# 90 gallon temporary discus home.



## bonsai dave (Apr 21, 2010)

Here are some pictures of my new home for my discus until I get their old tank and stand renovated. Enjoy


----------



## CRS Fan (Apr 21, 2010)

Premature post? lol.....


----------



## bonsai dave (Apr 21, 2010)

Well I had issues with photobucket for some stupid reason it up loaded the wrong file.



CRS Fan said:


> Premature post? lol.....


----------



## BubBleBee (May 7, 2010)

wow beeeeutful Dave.....u have nice lookin fish....Happy New Year's Eve to you and your family....


----------



## Luke78 (Apr 24, 2010)

Thats quite the "skittles mix" you got there no harm intended , they look great.What kind of cories are those ? Neat colour on them.


----------



## AWW (Apr 22, 2010)

looking great dave 

Keep the noise down on new years eh? I might hear you


----------



## bonsai dave (Apr 21, 2010)

Thanks Same to you and your family.



BubBleBee said:


> wow beeeeutful Dave.....u have nice lookin fish....Happy New Year's Eve to you and your family....

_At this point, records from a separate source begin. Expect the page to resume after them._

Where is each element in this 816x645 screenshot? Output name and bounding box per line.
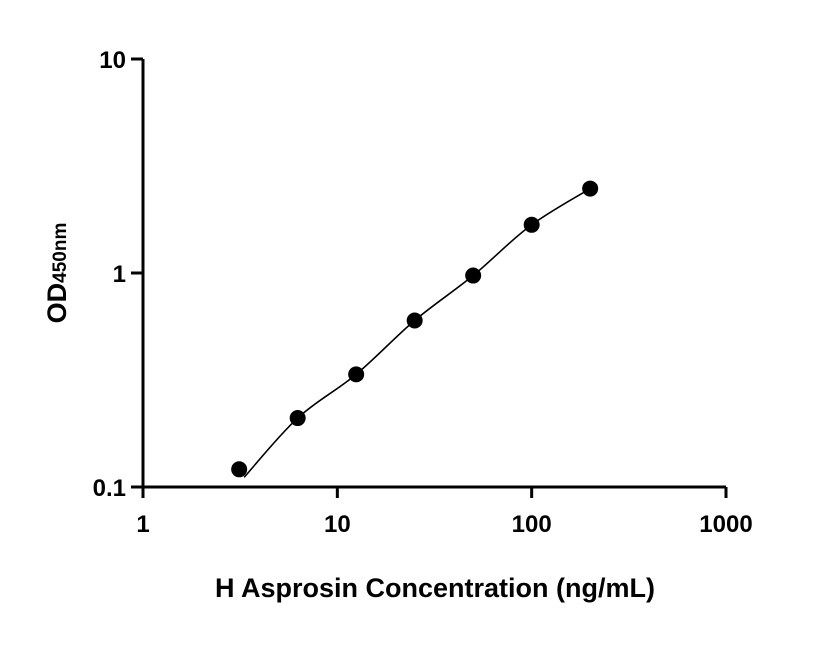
x-axis-label: H Asprosin Concentration (ng/mL) bbox=[215, 573, 655, 603]
data-point bbox=[289, 410, 306, 427]
data-point bbox=[406, 312, 423, 329]
data-points bbox=[231, 180, 599, 478]
y-tick-label: 0.1 bbox=[93, 475, 126, 502]
x-tick-label: 100 bbox=[512, 511, 552, 538]
x-tick-label: 1000 bbox=[699, 511, 752, 538]
x-tick-label: 1 bbox=[136, 511, 149, 538]
y-axis-label: OD450nm bbox=[42, 223, 72, 324]
data-point bbox=[523, 216, 540, 233]
y-tick-label: 10 bbox=[99, 47, 126, 74]
fit-curve bbox=[243, 183, 598, 478]
data-point bbox=[582, 180, 599, 197]
axes: 0.1 1 10 1 10 100 1000 bbox=[93, 47, 753, 538]
data-point bbox=[348, 366, 365, 383]
data-point bbox=[465, 267, 482, 284]
y-tick-label: 1 bbox=[113, 261, 126, 288]
data-point bbox=[231, 461, 248, 478]
y-axis-label-main: OD bbox=[42, 283, 72, 324]
x-tick-label: 10 bbox=[324, 511, 351, 538]
y-axis-label-sub: 450nm bbox=[50, 223, 71, 283]
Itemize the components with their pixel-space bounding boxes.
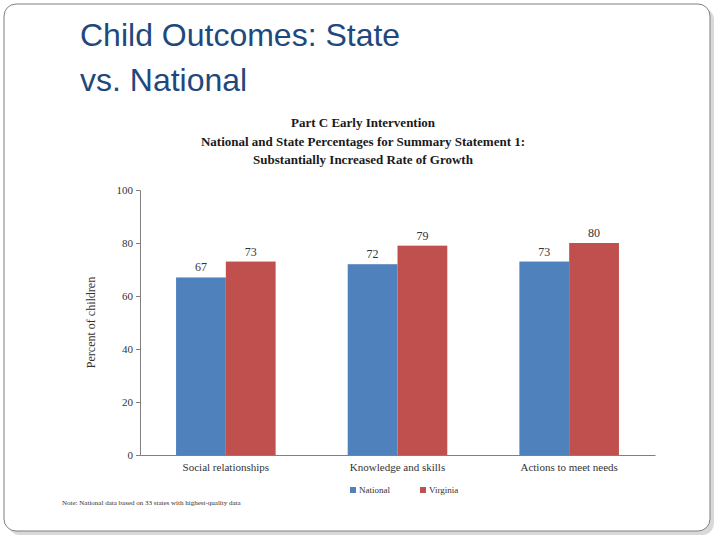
legend-label: National xyxy=(359,485,390,495)
note: Note: National data based on 33 states w… xyxy=(62,499,242,507)
bar xyxy=(176,277,226,455)
data-label: 79 xyxy=(416,229,428,243)
bar xyxy=(348,264,398,455)
y-tick: 0 xyxy=(128,449,141,461)
bars xyxy=(176,243,619,455)
legend: National Virginia xyxy=(350,485,458,495)
data-label: 73 xyxy=(245,245,257,259)
y-tick-label: 60 xyxy=(122,290,134,302)
y-tick-mark xyxy=(136,402,140,403)
y-tick: 80 xyxy=(122,237,140,249)
x-axis: Social relationships Knowledge and skills… xyxy=(141,455,656,473)
y-axis-title: Percent of children xyxy=(84,277,98,368)
slide-heading: Child Outcomes: Statevs. National xyxy=(80,17,400,98)
x-tick: Knowledge and skills xyxy=(350,455,445,473)
bar xyxy=(398,246,448,455)
y-axis: 0 20 40 60 80 100 xyxy=(117,184,141,461)
y-tick: 60 xyxy=(122,290,140,302)
x-tick: Social relationships xyxy=(183,455,269,473)
legend-label: Virginia xyxy=(429,485,458,495)
x-tick-label: Social relationships xyxy=(183,461,269,473)
data-label: 67 xyxy=(195,260,207,274)
y-tick-mark xyxy=(136,455,140,456)
chart-subtitle: National and State Percentages for Summa… xyxy=(201,134,525,149)
slide-frame xyxy=(4,4,710,531)
y-axis-line xyxy=(136,191,141,456)
y-tick-label: 0 xyxy=(128,449,134,461)
x-tick: Actions to meet needs xyxy=(520,455,617,473)
y-tick: 40 xyxy=(122,343,140,355)
chart-title: Part C Early Intervention xyxy=(291,115,436,130)
legend-swatch xyxy=(420,487,426,493)
x-tick-label: Actions to meet needs xyxy=(520,461,617,473)
y-tick-mark xyxy=(136,296,140,297)
y-tick-label: 80 xyxy=(122,237,134,249)
slide: Child Outcomes: Statevs. National Part C … xyxy=(0,0,720,540)
y-tick-mark xyxy=(136,243,140,244)
bar xyxy=(569,243,619,455)
bar xyxy=(519,262,569,455)
y-tick-label: 40 xyxy=(122,343,134,355)
legend-swatch xyxy=(350,487,356,493)
x-tick-label: Knowledge and skills xyxy=(350,461,445,473)
y-tick-mark xyxy=(136,190,140,191)
y-tick: 100 xyxy=(117,184,141,196)
data-label: 72 xyxy=(367,247,379,261)
bar xyxy=(226,262,276,455)
y-tick: 20 xyxy=(122,396,140,408)
chart-subtitle: Substantially Increased Rate of Growth xyxy=(253,152,474,167)
x-axis-line xyxy=(141,455,656,456)
data-labels: 67 72 73 73 79 80 xyxy=(195,226,600,274)
y-tick-label: 100 xyxy=(117,184,134,196)
y-tick-label: 20 xyxy=(122,396,134,408)
data-label: 80 xyxy=(588,226,600,240)
y-tick-mark xyxy=(136,349,140,350)
data-label: 73 xyxy=(538,245,550,259)
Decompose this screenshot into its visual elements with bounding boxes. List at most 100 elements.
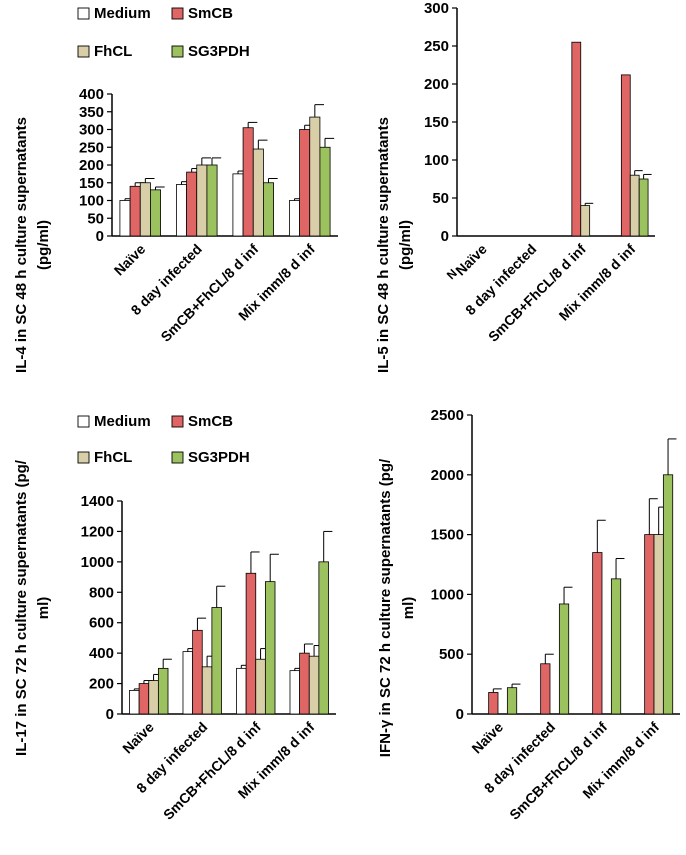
- y-tick-label: 400: [79, 86, 104, 103]
- y-tick-label: 1200: [81, 523, 114, 540]
- bar-medium-3: [289, 670, 301, 715]
- bar-sg3pdh-2: [264, 581, 276, 715]
- bar-fhcl-1: [196, 164, 208, 237]
- legend-label-fhcl: FhCL: [94, 43, 132, 60]
- panel-ifng-chart: 0 500 1000 1500 2000 2500 IFN-γ in SC 72 h cul…: [377, 407, 680, 823]
- bar-medium-1: [176, 184, 187, 237]
- legend-label-fhcl: FhCL: [94, 449, 132, 466]
- y-tick-label: 50: [432, 190, 449, 207]
- y-tick-label: 2500: [431, 407, 464, 424]
- bar-sg3pdh-3: [318, 561, 329, 715]
- bar-smcb-0: [129, 185, 141, 237]
- x-category-label: SmCB+FhCL/8 d inf: [157, 241, 261, 345]
- legend-label-medium: Medium: [94, 5, 151, 22]
- y-axis-label: IL-5 in SC 48 h culture supernatants: [375, 117, 392, 373]
- y-tick-label: 600: [89, 615, 114, 632]
- y-tick-label: 2000: [431, 467, 464, 484]
- bar-medium-3: [289, 200, 300, 237]
- bar-smcb-2: [242, 127, 254, 237]
- x-category-label: SmCB+FhCL/8 d inf: [160, 719, 264, 823]
- bar-fhcl-3: [308, 655, 320, 715]
- y-tick-label: 0: [96, 228, 104, 245]
- bar-fhcl-0: [139, 182, 151, 237]
- legend-swatch-medium: [77, 415, 90, 428]
- bar-fhcl-2: [252, 148, 264, 237]
- bar-medium-2: [236, 667, 247, 715]
- bar-smcb-3: [620, 74, 631, 237]
- bar-medium-0: [129, 690, 140, 715]
- bar-fhcl-3: [653, 534, 664, 715]
- legend-swatch-smcb: [171, 415, 184, 428]
- bar-smcb-0: [488, 692, 499, 715]
- bar-fhcl-3: [309, 116, 321, 237]
- bar-sg3pdh-3: [319, 146, 331, 237]
- x-category-label: Naïve: [119, 719, 157, 757]
- y-tick-label: 1000: [81, 554, 114, 571]
- y-tick-label: 350: [79, 104, 104, 121]
- bar-smcb-1: [540, 663, 551, 715]
- bar-smcb-3: [299, 652, 310, 715]
- x-category-label: SmCB+FhCL/8 d inf: [485, 241, 589, 345]
- legend-label-smcb: SmCB: [188, 413, 233, 430]
- y-tick-label: 400: [89, 645, 114, 662]
- x-category-label: SmCB+FhCL/8 d inf: [506, 719, 610, 823]
- y-tick-label: 0: [441, 228, 449, 245]
- y-axis-label: IFN-γ in SC 72 h culture supernatants (p…: [377, 458, 394, 757]
- y-tick-label: 150: [79, 175, 104, 192]
- bar-sg3pdh-3: [638, 178, 649, 237]
- legend-swatch-sg3pdh: [171, 451, 184, 464]
- legend-label-sg3pdh: SG3PDH: [188, 43, 250, 60]
- y-axis-label: IL-17 in SC 72 h culture supernatants (p…: [13, 459, 30, 756]
- panel-il17-chart: 0 200 400 600 800 1000 1200 1400 IL-17 in SC 72 …: [13, 413, 336, 823]
- bar-sg3pdh-2: [610, 578, 622, 715]
- legend-label-medium: Medium: [94, 413, 151, 430]
- y-tick-label: 250: [424, 38, 449, 55]
- legend-swatch-fhcl: [77, 451, 90, 464]
- bar-smcb-2: [571, 41, 582, 237]
- bar-sg3pdh-0: [157, 667, 169, 715]
- y-tick-label: 0: [456, 706, 464, 723]
- y-tick-label: 100: [79, 193, 104, 210]
- bar-sg3pdh-3: [662, 474, 674, 715]
- y-axis-label: IL-4 in SC 48 h culture supernatants: [13, 117, 30, 373]
- y-axis-label: (pg/ml): [397, 220, 414, 270]
- y-tick-label: 100: [424, 152, 449, 169]
- y-tick-label: 300: [424, 0, 449, 17]
- legend-label-sg3pdh: SG3PDH: [188, 449, 250, 466]
- bar-fhcl-2: [580, 205, 591, 237]
- bar-fhcl-0: [148, 680, 159, 715]
- bar-smcb-3: [299, 129, 311, 237]
- y-tick-label: 250: [79, 139, 104, 156]
- y-tick-label: 0: [106, 706, 114, 723]
- legend-label-smcb: SmCB: [188, 5, 233, 22]
- bar-smcb-1: [186, 171, 198, 237]
- bar-medium-2: [232, 173, 244, 237]
- bar-sg3pdh-1: [558, 603, 570, 715]
- bar-sg3pdh-1: [211, 607, 222, 715]
- legend-swatch-medium: [77, 7, 90, 20]
- x-category-label: Naïve: [468, 719, 506, 757]
- y-tick-label: 200: [79, 157, 104, 174]
- bar-sg3pdh-1: [206, 164, 218, 237]
- legend-swatch-fhcl: [77, 45, 90, 58]
- y-tick-label: 150: [424, 114, 449, 131]
- y-tick-label: 1400: [81, 493, 114, 510]
- bar-sg3pdh-0: [506, 687, 518, 715]
- y-axis-label: (pg/ml): [35, 220, 52, 270]
- x-category-label: Naïve: [111, 241, 149, 279]
- bar-smcb-2: [245, 572, 257, 715]
- panel-il5-chart: 0 50 100 150 200 250 300 IL-5 in SC 48 h cultur…: [375, 0, 655, 373]
- bar-fhcl-1: [201, 666, 213, 715]
- x-category-label: Naïve: [452, 241, 490, 279]
- bar-fhcl-2: [255, 658, 266, 715]
- y-tick-label: 1000: [431, 586, 464, 603]
- bar-medium-1: [182, 651, 194, 715]
- bar-smcb-2: [592, 552, 603, 715]
- y-tick-label: 200: [89, 676, 114, 693]
- y-tick-label: 200: [424, 76, 449, 93]
- bar-smcb-1: [192, 629, 203, 715]
- y-tick-label: 50: [87, 210, 104, 227]
- y-tick-label: 1500: [431, 527, 464, 544]
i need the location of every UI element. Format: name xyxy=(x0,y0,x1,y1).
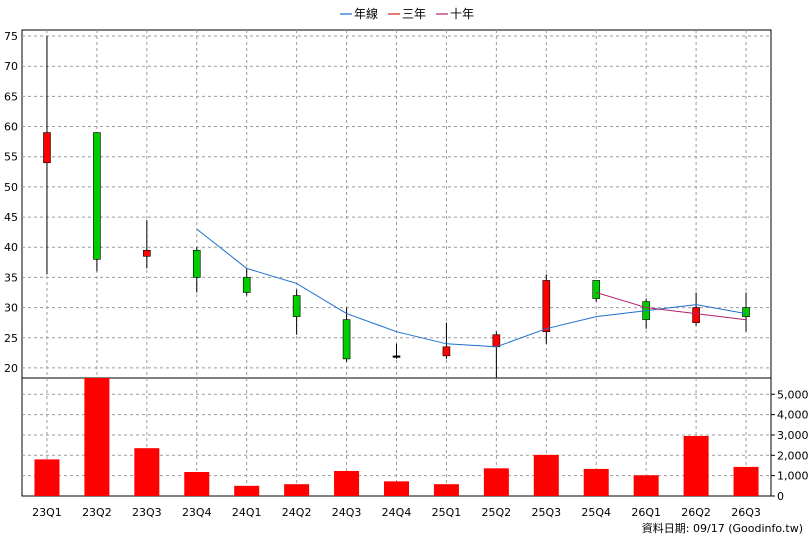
x-tick-label: 26Q2 xyxy=(681,506,711,519)
candle-26Q2 xyxy=(692,292,700,326)
x-tick-label: 23Q2 xyxy=(82,506,112,519)
candle-23Q3 xyxy=(143,220,151,269)
volume-tick-label: 4,000 xyxy=(777,409,808,422)
candle-24Q3 xyxy=(342,307,351,362)
volume-tick-label: 2,000 xyxy=(777,449,808,462)
candle-25Q1 xyxy=(442,322,451,359)
x-tick-label: 23Q4 xyxy=(182,506,212,519)
x-tick-label: 23Q1 xyxy=(32,506,62,519)
volume-bar-23Q2 xyxy=(84,378,110,496)
volume-bar-24Q2 xyxy=(284,484,310,496)
legend-label-0: 年線 xyxy=(354,6,378,21)
price-tick-label: 35 xyxy=(4,271,18,284)
volume-bar-26Q1 xyxy=(633,475,659,496)
legend-label-1: 三年 xyxy=(402,7,426,21)
candle-body xyxy=(192,249,201,278)
x-tick-label: 23Q3 xyxy=(132,506,162,519)
price-tick-label: 65 xyxy=(4,90,18,103)
volume-tick-label: 5,000 xyxy=(777,388,808,401)
volume-tick-label: 3,000 xyxy=(777,429,808,442)
chart-legend: 年線 三年 十年 xyxy=(340,6,474,21)
candle-23Q1 xyxy=(43,36,51,275)
candle-body xyxy=(392,355,401,358)
candle-25Q4 xyxy=(592,280,601,302)
candle-23Q2 xyxy=(93,132,101,272)
x-tick-label: 25Q3 xyxy=(531,506,561,519)
price-tick-label: 25 xyxy=(4,332,18,345)
volume-bar-24Q1 xyxy=(234,485,260,496)
candle-body xyxy=(692,307,700,323)
volume-bar-26Q2 xyxy=(683,435,709,496)
candle-body xyxy=(292,295,301,317)
price-tick-label: 20 xyxy=(4,362,18,375)
price-tick-label: 60 xyxy=(4,121,18,134)
x-tick-label: 24Q4 xyxy=(382,506,412,519)
x-tick-label: 26Q1 xyxy=(631,506,661,519)
series-line-1 xyxy=(596,292,747,321)
candle-26Q3 xyxy=(742,292,750,332)
price-tick-label: 45 xyxy=(4,211,18,224)
data-date-footer: 資料日期: 09/17 (Goodinfo.tw) xyxy=(642,521,803,535)
volume-bar-25Q4 xyxy=(583,468,609,496)
volume-bar-23Q1 xyxy=(34,459,60,496)
candle-24Q2 xyxy=(292,289,301,335)
candle-body xyxy=(542,280,551,333)
candle-body xyxy=(143,249,151,257)
volume-bar-25Q2 xyxy=(483,468,509,496)
volume-tick-label: 0 xyxy=(777,490,784,503)
price-tick-label: 40 xyxy=(4,241,18,254)
x-tick-label: 24Q2 xyxy=(282,506,312,519)
volume-bar-24Q4 xyxy=(384,481,409,496)
x-tick-label: 25Q1 xyxy=(432,506,462,519)
candle-body xyxy=(242,277,251,293)
price-tick-label: 55 xyxy=(4,151,18,164)
candle-body xyxy=(93,132,101,260)
x-tick-label: 25Q4 xyxy=(581,506,611,519)
candle-25Q3 xyxy=(542,274,551,344)
candle-body xyxy=(492,334,501,348)
candle-24Q1 xyxy=(242,268,251,296)
price-tick-label: 75 xyxy=(4,30,18,43)
candle-body xyxy=(742,307,750,317)
volume-panel: 0 1,000 2,000 3,000 4,000 5,000 xyxy=(21,377,808,503)
series-line-0 xyxy=(196,228,747,348)
candle-body xyxy=(592,280,601,299)
candle-body xyxy=(442,346,451,357)
candle-24Q4 xyxy=(392,343,401,359)
candle-23Q4 xyxy=(192,247,201,293)
x-tick-label: 24Q3 xyxy=(332,506,362,519)
price-tick-label: 30 xyxy=(4,302,18,315)
x-tick-label: 25Q2 xyxy=(482,506,512,519)
legend-label-2: 十年 xyxy=(450,7,474,21)
candle-body xyxy=(342,319,351,360)
x-tick-label: 24Q1 xyxy=(232,506,262,519)
candle-body xyxy=(43,132,51,164)
price-tick-label: 50 xyxy=(4,181,18,194)
volume-bar-25Q1 xyxy=(433,484,459,496)
volume-bar-23Q3 xyxy=(134,448,160,496)
volume-bar-23Q4 xyxy=(184,471,210,496)
volume-bar-25Q3 xyxy=(533,454,559,496)
volume-bar-24Q3 xyxy=(334,470,360,496)
price-panel: 20 25 30 35 40 45 50 55 60 65 70 75 xyxy=(4,29,772,381)
volume-tick-label: 1,000 xyxy=(777,470,808,483)
x-tick-label: 26Q3 xyxy=(731,506,761,519)
price-tick-label: 70 xyxy=(4,60,18,73)
volume-bar-26Q3 xyxy=(733,466,759,496)
x-axis: 23Q1 23Q2 23Q3 23Q4 24Q1 24Q2 24Q3 24Q4 25Q1 25Q2… xyxy=(32,506,761,519)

Thanks . I was going for the colour of the rainbow discus tank but it didn't work out. The cories are the orange laser that april had a while back.



Luke78 said:


> Thats quite the "skittles mix" you got there no harm intended , they look great.What kind of cories are those ? Neat colour on them.


Thanks Alex...Sorry there will be no new years party this year.The wife has to work early tomorrow so it will and early night



AWW said:


> looking great dave
> 
> Keep the noise down on new years eh? I might hear you


----------